Tenho que escrever a crônica dessa semana. Vamos lá, sentar na frente desse computador, dentro desse quarto gelado, e fazer acontecer. A última não foi lá essas coisas, o saldo anda negativo, mais entraram na conta do deixar a desejar do que na coluna da direita, mas agora vai.
Sobre o que eu vou escrever dessa vez? Diário de viagem não, faz muito tempo que eu não viajo. Cena urbana, o estranhamento por meio do detalhamento, quem sabe, o olhar do cronista é aquele olhar afiado para o que passa despercebido, todo mundo diz “que sensibilidade o cronista tem para escrever certas coisas que jamais pensaríamos em escrever”. Super legal. Não é pra ser uma crônica muito empolada, porque ninguém merece esse povo que escreve “cousa” e “minh’alma” em periódico, mas também não pode ser muito chula, de registro baixo, isso aqui também não é Facebook. É preciso manter uma dignidade estilística, mas sem parecer pentelho. Leve e reflexivo, como uma prosa boa do Jeffrey Eugenides. Nada de mais, mas nada que não valha a pena ler também. Tem que ter o efeito. É, o efeito do real. Roland Barthes, essas coisas. Tem que parecer crível. Ih, mas já estou escrevendo a meta-crônica. Esse é o pior tipo que existe, não sei como tem gente que ainda recorre a esse expediente baixo para salvar a própria pele. Tantas promessas, tanta expectativa, achei que eu ia fazer aqueeeeele texto e agora estou desperdiçando linhas preciosas em coloquialismos bestas e um texto muito, muito aquém.

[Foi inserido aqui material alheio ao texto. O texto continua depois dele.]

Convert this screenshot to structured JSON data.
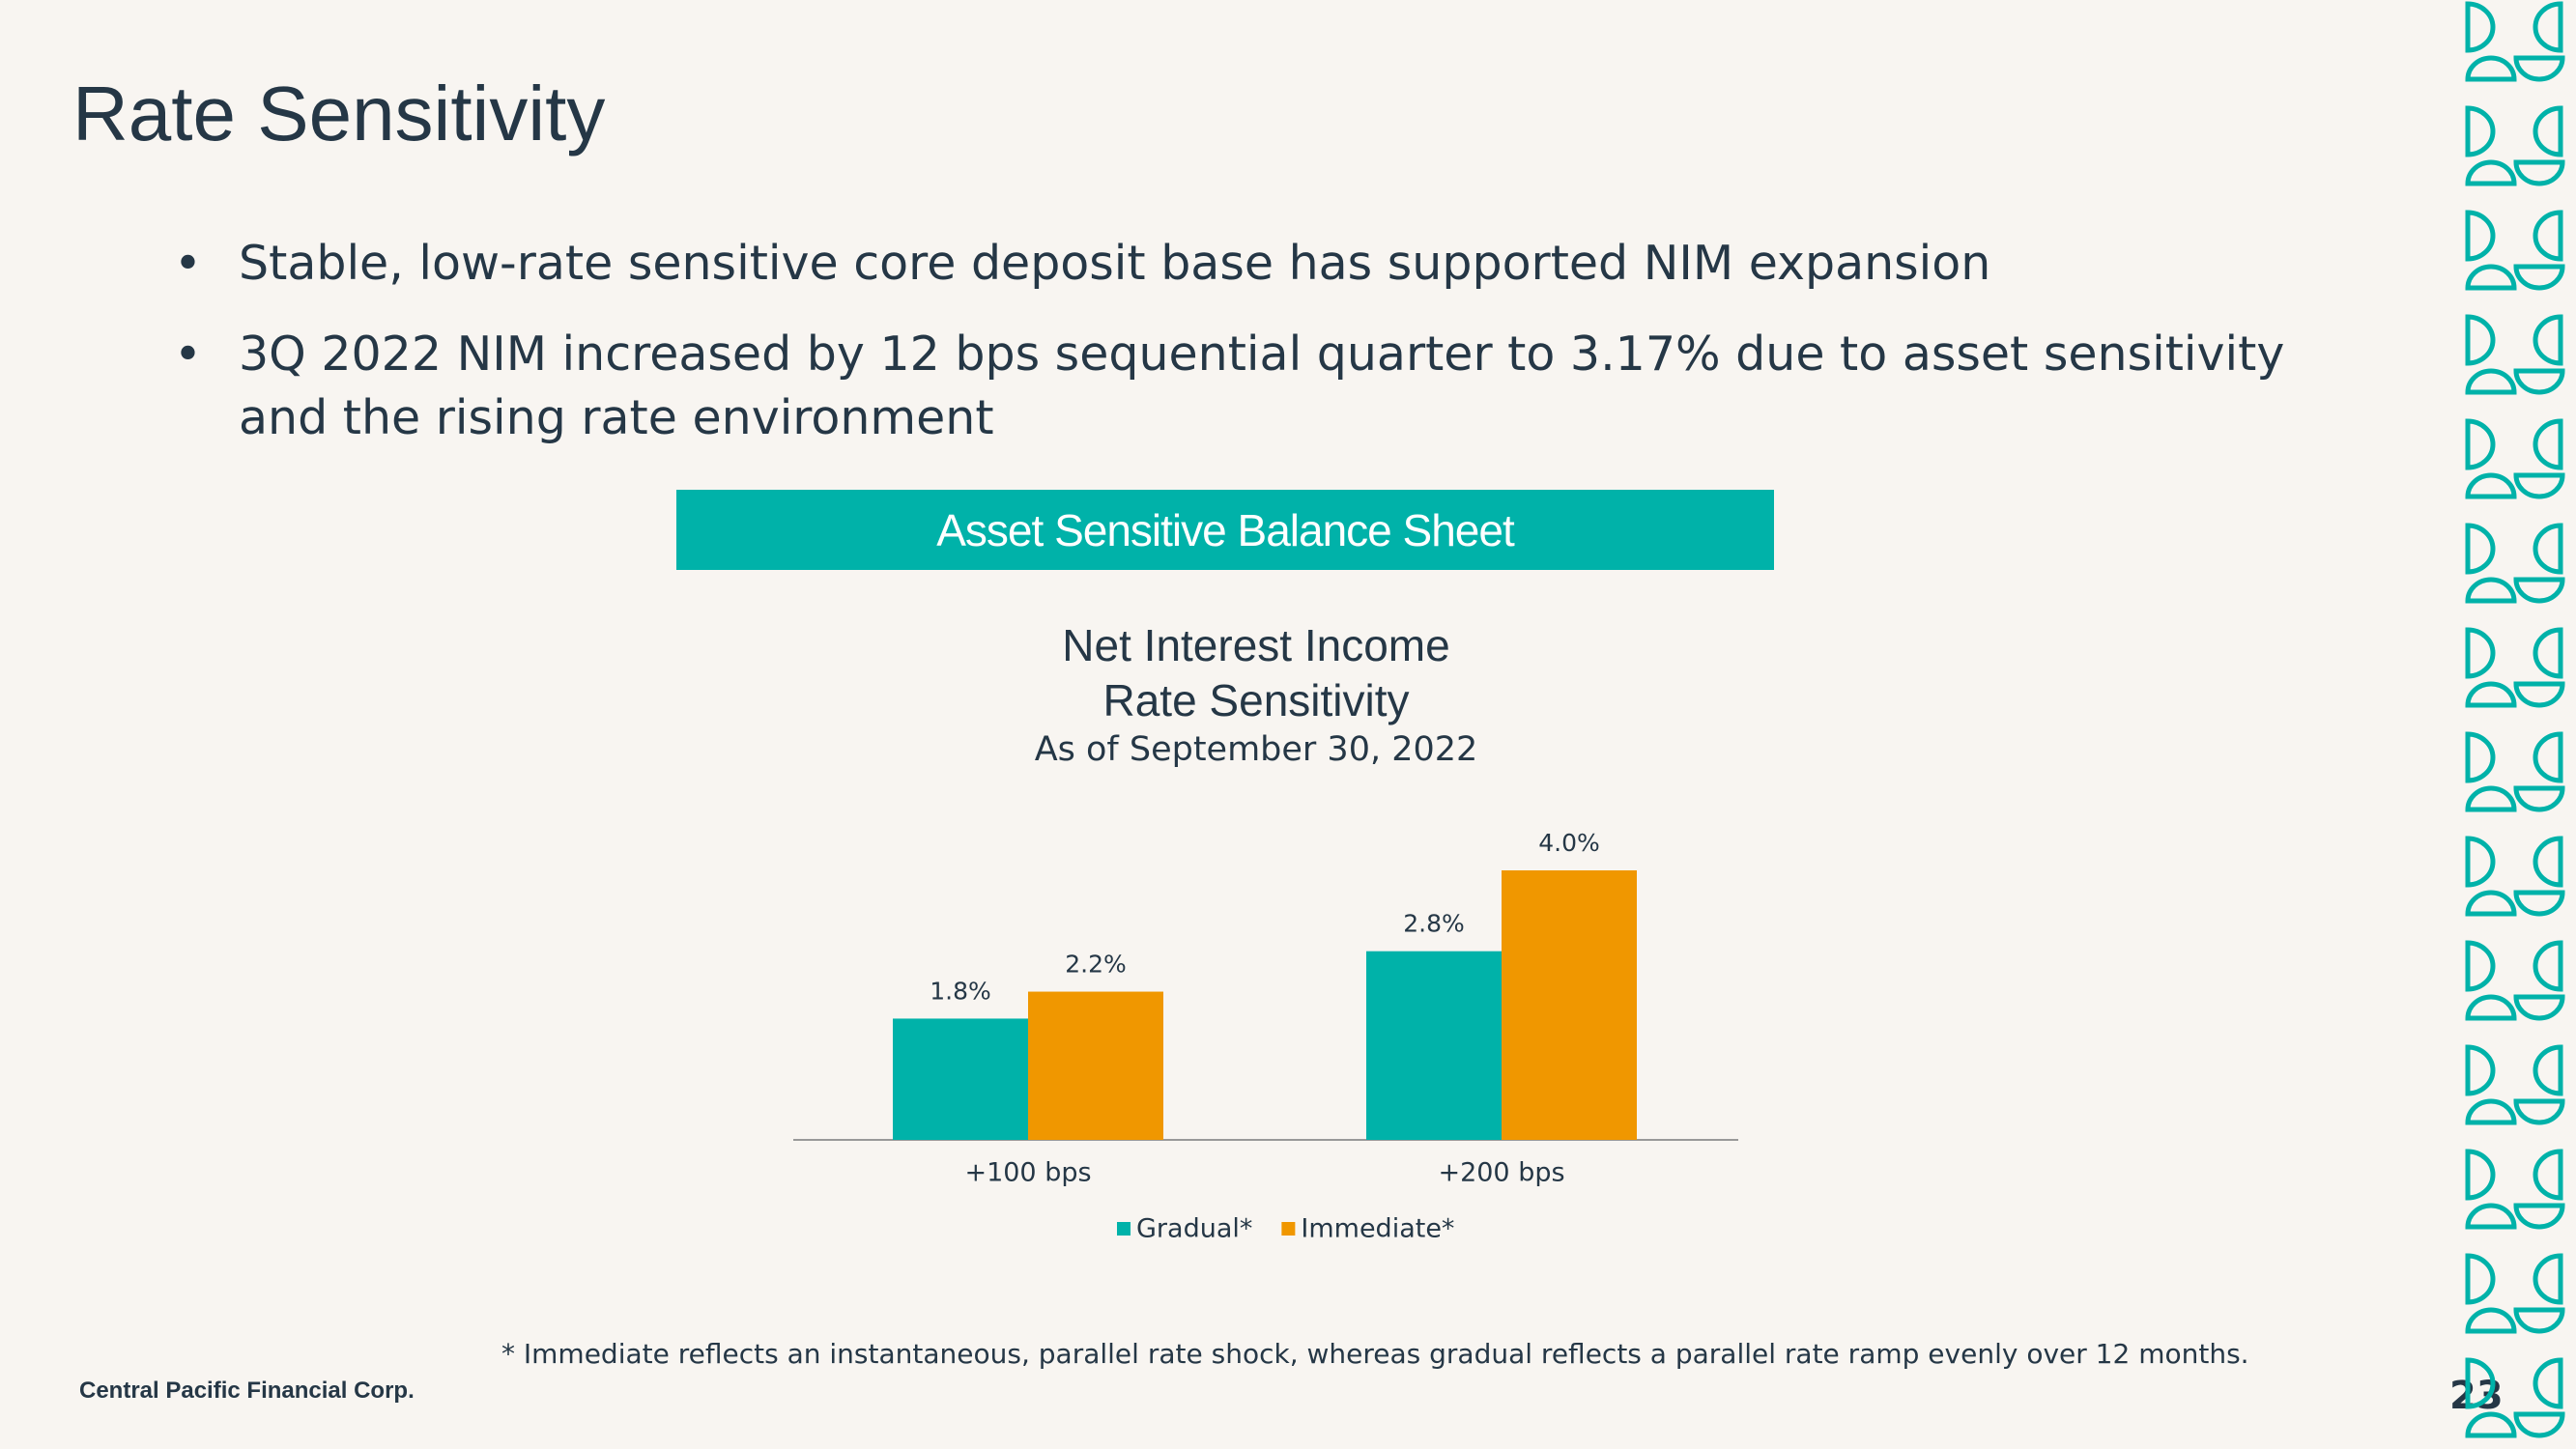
{
  "header": {
    "title": "Rate Sensitivity"
  },
  "bullets": [
    "Stable, low-rate sensitive core deposit base has supported NIM expansion",
    "3Q 2022 NIM increased by 12 bps sequential quarter to 3.17% due to asset sensitivity and the rising rate environment"
  ],
  "banner": "Asset Sensitive Balance Sheet",
  "chart_data": {
    "type": "bar",
    "title": [
      "Net Interest Income",
      "Rate Sensitivity"
    ],
    "subtitle": "As of September 30, 2022",
    "categories": [
      "+100 bps",
      "+200 bps"
    ],
    "series": [
      {
        "name": "Gradual*",
        "color": "#00b2a9",
        "values": [
          1.8,
          2.8
        ],
        "value_labels": [
          "1.8%",
          "2.8%"
        ]
      },
      {
        "name": "Immediate*",
        "color": "#f09700",
        "values": [
          2.2,
          4.0
        ],
        "value_labels": [
          "2.2%",
          "4.0%"
        ]
      }
    ]
  },
  "footnote": "* Immediate reflects an instantaneous, parallel rate shock, whereas gradual reflects a parallel rate ramp evenly over 12 months.",
  "footer": {
    "company": "Central Pacific Financial Corp.",
    "page": "23"
  }
}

Ih, mas já estou escrevendo a meta-crônica. Esse é o pior tipo que existe, não sei como tem gente que ainda recorre a esse expediente baixo para salvar a própria pele.
Droga, agora parece que estou rumando para o pior dos subgêneros da meta-crônica, o da fraude descoberta. Humor autodepreciativo que esconde uma arrogância ímpar, sim, por trás de todo artista que se acusa de fraude há um ego inquebrantável. É isso que estou trazendo para mim agora? Já me descobriram, de certo. Descobriram a falsa modéstia, descobriram o falso coloquialismo, se bobear já descobriram até o falso bloqueio criativo. Esse povo é muito esperto mesmo, não tem mais bobo na internet. Bom, quem sabe eu ainda possa usar essa crônica como ensinamento moral a futuros cronistas que tentarem essa tática de engabelamento? DeFoe fez isso no Moll Flanders, fez uma história cheia de sacanagem e baixaria e lá no meio, um parágrafo dizendo “e que isso sirva de lição para que ninguém caia no mesmo erro que eu”. Estejam avisados que essa ninguém engole mais. Finito. Recurso esgotado. Tipo jogar as cartas em cima do bolo no Truco e acusar de ter recebido quatro cartas. Não tem mais bobo na internet, amigo.
Boa, consegui sair da meta-crônica coitadinha e passei para o bom e velho moralismo. Principalmente velho. Diferente desse novo moralismo que tem por aí. Velhos moralismos, velhas formas, velhos clichês de encerramento. Êta mundão besta.